QWAG returns to the site of its first major river restoration
It’s not so long ago that if you visited Sutcliffe Park you would never know there was a river running through it.
The restoration of the River Quaggy in Sutcliffe Park – on the Greenwich/Lewisham border – was a major victory for QWAG’s vision of re-naturalised urban rivers helping to cut flood risk.
Before restoration the river ran invisibly, buried in concrete beneath the acres of feature-less grass.
QWAG persuaded the authorities that the last thing the area needed to cut flood risk was to put more of the river in concrete.
The river has been brought above ground to revive Sutcliffe Park, to improve conditions for nature – bats and birds especially enjoying the new insect and plant life to be found – and to help control flood risk.

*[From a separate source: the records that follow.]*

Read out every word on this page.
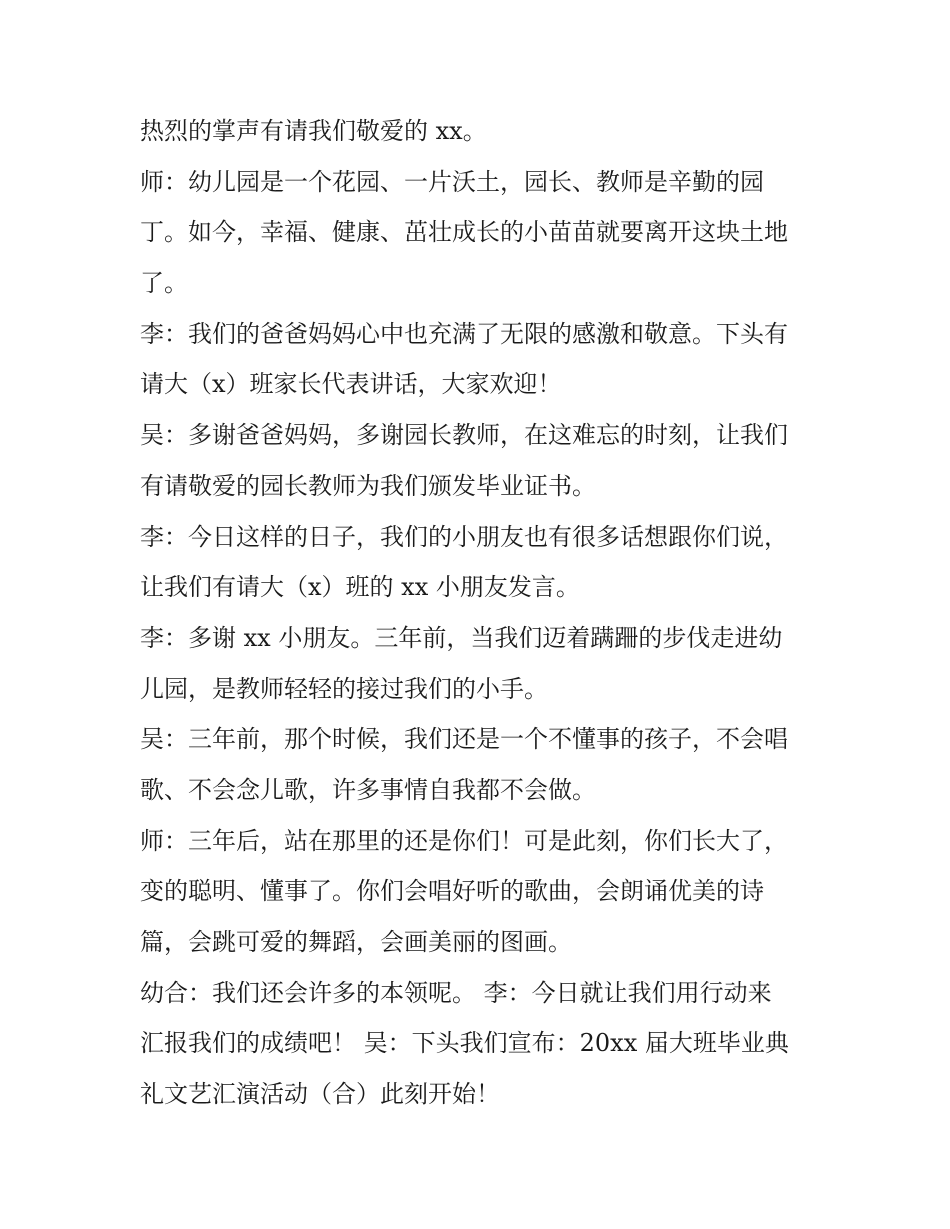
热烈的掌声有请我们敬爱的 xx。
师：幼儿园是一个花园、一片沃土，园长、教师是辛勤的园
丁。如今，幸福、健康、茁壮成长的小苗苗就要离开这块土地
了。
李：我们的爸爸妈妈心中也充满了无限的感激和敬意。下头有
请大（x）班家长代表讲话，大家欢迎！
吴：多谢爸爸妈妈，多谢园长教师，在这难忘的时刻，让我们
有请敬爱的园长教师为我们颁发毕业证书。
李：今日这样的日子，我们的小朋友也有很多话想跟你们说，
让我们有请大（x）班的 xx 小朋友发言。
李：多谢 xx 小朋友。三年前，当我们迈着蹒跚的步伐走进幼
儿园，是教师轻轻的接过我们的小手。
吴：三年前，那个时候，我们还是一个不懂事的孩子，不会唱
歌、不会念儿歌，许多事情自我都不会做。
师：三年后，站在那里的还是你们！可是此刻，你们长大了，
变的聪明、懂事了。你们会唱好听的歌曲，会朗诵优美的诗
篇，会跳可爱的舞蹈，会画美丽的图画。
幼合：我们还会许多的本领呢。 李：今日就让我们用行动来
汇报我们的成绩吧！ 吴：下头我们宣布：20xx 届大班毕业典
礼文艺汇演活动（合）此刻开始！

5 years on from the restoration QWAG returned to see how the river is settling down.
The river runs into a new freshwater lake over which bats can be seen hunting insects on the wing.
And as the river flows into the park it is putting down sediment and this will influence the kind of habitat, plants and water life that take up residence.
People are enjoying seeing this habitat take shape and it’s great seeing children play happily and safely in and close to the river.
Is it working?
We’ll also keep watch on is whether the concrete sluice is working as intended. A lot of money and effort has gone in to making the new flood control work and we need this and the re-naturalisation of the river to work.
It was a worry that the level of water in the park was so high that the paths and seating areas were being lapped by several inches of water.
We also spotted that the mouth of the sluice was blocked with lots of debris.
This suggests that the design of the sluice could be being compromised with lots of rubbish and debris inside the concrete channel.
This needs addressing if the investment in the work so far is not to be compromised.